Substantial numbers also favor attacks on US troops in Iraq, Afghanistan, and in the Persian Gulf. Across the four countries polled approximately half support such attacks in each location, while three in ten are opposed. But there is substantial variation between countries: Support is strongest in Egypt, where at least eight in ten approve of attacking US troops in the region. A majority of Moroccans also support targeting US forces, whether stationed in the Persian Gulf (52%) or fighting in Iraq (68%). Pakistanis are divided about attacks on the American military—many do not answer or express mixed feelings—while Indonesians oppose them.
However, respondents roundly reject attacks on civilians. Asked about politically-motivated attacks on civilians, such as bombings or assassinations, majorities in all countries—usually overwhelming majorities—take the strongest position offered by saying such violence cannot be justified at all.
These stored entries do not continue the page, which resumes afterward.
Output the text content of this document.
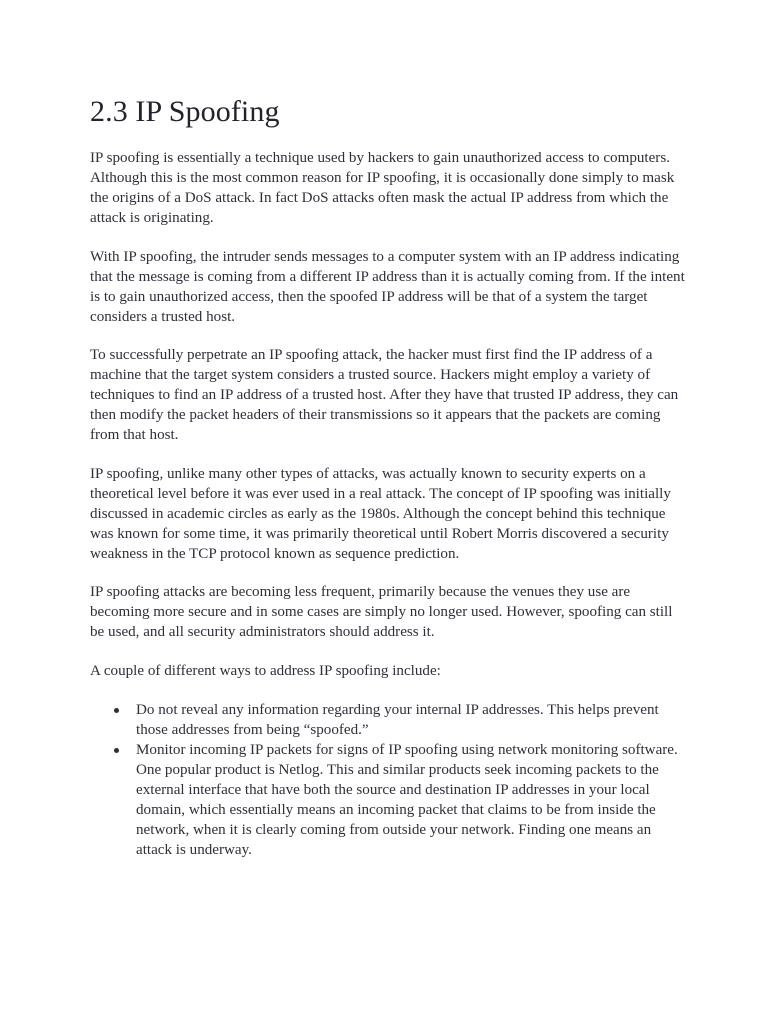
2.3 IP Spoofing

IP spoofing is essentially a technique used by hackers to gain unauthorized access to computers. Although this is the most common reason for IP spoofing, it is occasionally done simply to mask the origins of a DoS attack. In fact DoS attacks often mask the actual IP address from which the attack is originating.

With IP spoofing, the intruder sends messages to a computer system with an IP address indicating that the message is coming from a different IP address than it is actually coming from. If the intent is to gain unauthorized access, then the spoofed IP address will be that of a system the target considers a trusted host.

To successfully perpetrate an IP spoofing attack, the hacker must first find the IP address of a machine that the target system considers a trusted source. Hackers might employ a variety of techniques to find an IP address of a trusted host. After they have that trusted IP address, they can then modify the packet headers of their transmissions so it appears that the packets are coming from that host.

IP spoofing, unlike many other types of attacks, was actually known to security experts on a theoretical level before it was ever used in a real attack. The concept of IP spoofing was initially discussed in academic circles as early as the 1980s. Although the concept behind this technique was known for some time, it was primarily theoretical until Robert Morris discovered a security weakness in the TCP protocol known as sequence prediction.

IP spoofing attacks are becoming less frequent, primarily because the venues they use are becoming more secure and in some cases are simply no longer used. However, spoofing can still be used, and all security administrators should address it.

A couple of different ways to address IP spoofing include:

Do not reveal any information regarding your internal IP addresses. This helps prevent those addresses from being “spoofed.”
Monitor incoming IP packets for signs of IP spoofing using network monitoring software. One popular product is Netlog. This and similar products seek incoming packets to the external interface that have both the source and destination IP addresses in your local domain, which essentially means an incoming packet that claims to be from inside the network, when it is clearly coming from outside your network. Finding one means an attack is underway.
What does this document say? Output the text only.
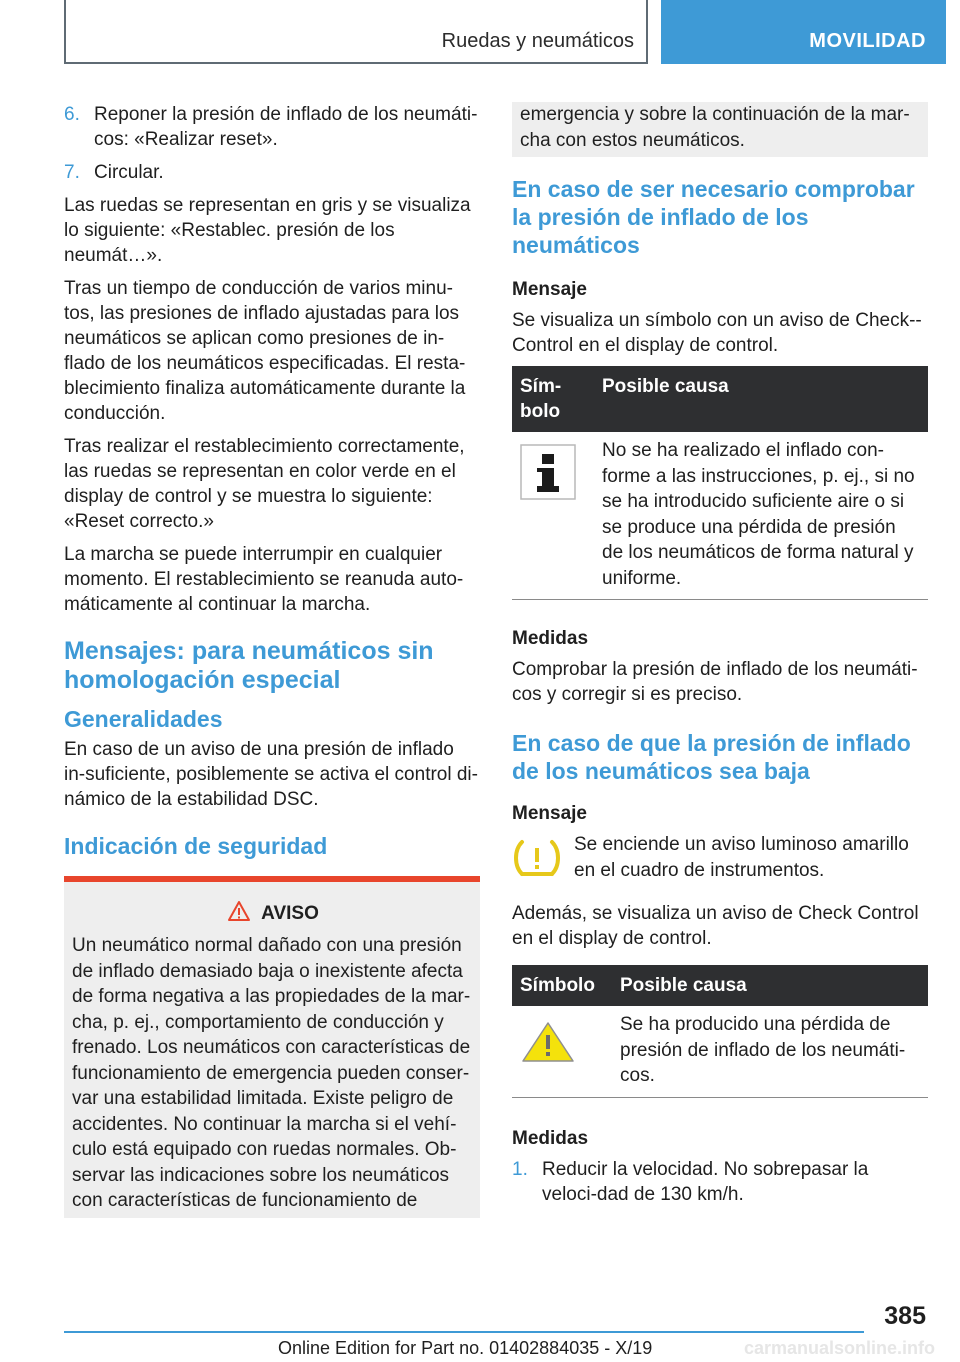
Ruedas y neumáticos	MOVILIDAD
6. Reponer la presión de inflado de los neumáti‐cos: «Realizar reset».
7. Circular.

Las ruedas se representan en gris y se visualiza lo siguiente: «Restablec. presión de los neumát…».

Tras un tiempo de conducción de varios minu‐tos, las presiones de inflado ajustadas para los neumáticos se aplican como presiones de in‐flado de los neumáticos especificadas. El resta‐blecimiento finaliza automáticamente durante la conducción.

Tras realizar el restablecimiento correctamente, las ruedas se representan en color verde en el display de control y se muestra lo siguiente: «Reset correcto.»

La marcha se puede interrumpir en cualquier momento. El restablecimiento se reanuda auto‐máticamente al continuar la marcha.

Mensajes: para neumáticos sin homologación especial
Generalidades

En caso de un aviso de una presión de inflado in‐suficiente, posiblemente se activa el control di‐námico de la estabilidad DSC.

Indicación de seguridad
AVISO

Un neumático normal dañado con una presión de inflado demasiado baja o inexistente afecta de forma negativa a las propiedades de la mar‐cha, p. ej., comportamiento de conducción y frenado. Los neumáticos con características de funcionamiento de emergencia pueden conser‐var una estabilidad limitada. Existe peligro de accidentes. No continuar la marcha si el vehí‐culo está equipado con ruedas normales. Ob‐servar las indicaciones sobre los neumáticos con características de funcionamiento de

emergencia y sobre la continuación de la mar‐cha con estos neumáticos.

En caso de ser necesario comprobar la presión de inflado de los neumáticos
Mensaje

Se visualiza un símbolo con un aviso de Check‐-Control en el display de control.

Sím‐bolo	Posible causa
	No se ha realizado el inflado con‐forme a las instrucciones, p. ej., si no se ha introducido suficiente aire o si se produce una pérdida de presión de los neumáticos de forma natural y uniforme.
Medidas

Comprobar la presión de inflado de los neumáti‐cos y corregir si es preciso.

En caso de que la presión de inflado de los neumáticos sea baja
Mensaje
Se enciende un aviso luminoso amarillo en el cuadro de instrumentos.

Además, se visualiza un aviso de Check Control en el display de control.

Símbolo	Posible causa
	Se ha producido una pérdida de presión de inflado de los neumáti‐cos.
Medidas
1. Reducir la velocidad. No sobrepasar la veloci‐dad de 130 km/h.
385
Online Edition for Part no. 01402884035 - X/19	carmanualsonline.info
More than three out of four Indonesians (84%), Pakistanis (81%), and Egyptians (77%) take this position, as well as 57 percent of Moroccans (an additional 19 percent of Moroccans say such attacks can only be “weakly justified”).
There is strong disapproval of attacks by “groups that use violence against civilians, such as al Qaeda.” Large majorities in Egypt (88%), Indonesia (65%) and Morocco (66%) agree that such groups “are violating the principles of Islam.” Pakistanis are divided, however, with many not answering.
But there is also uncertainty about whether al Qaeda actually conducts such attacks. On average less than one in four believes al Qaeda was responsible for September 11th attacks. Pakistanis are the most skeptical—only 3 percent think al Qaeda did it. There is no consensus about who is responsible for the attacks on New York and Washington; the most common answer is “don’t know.”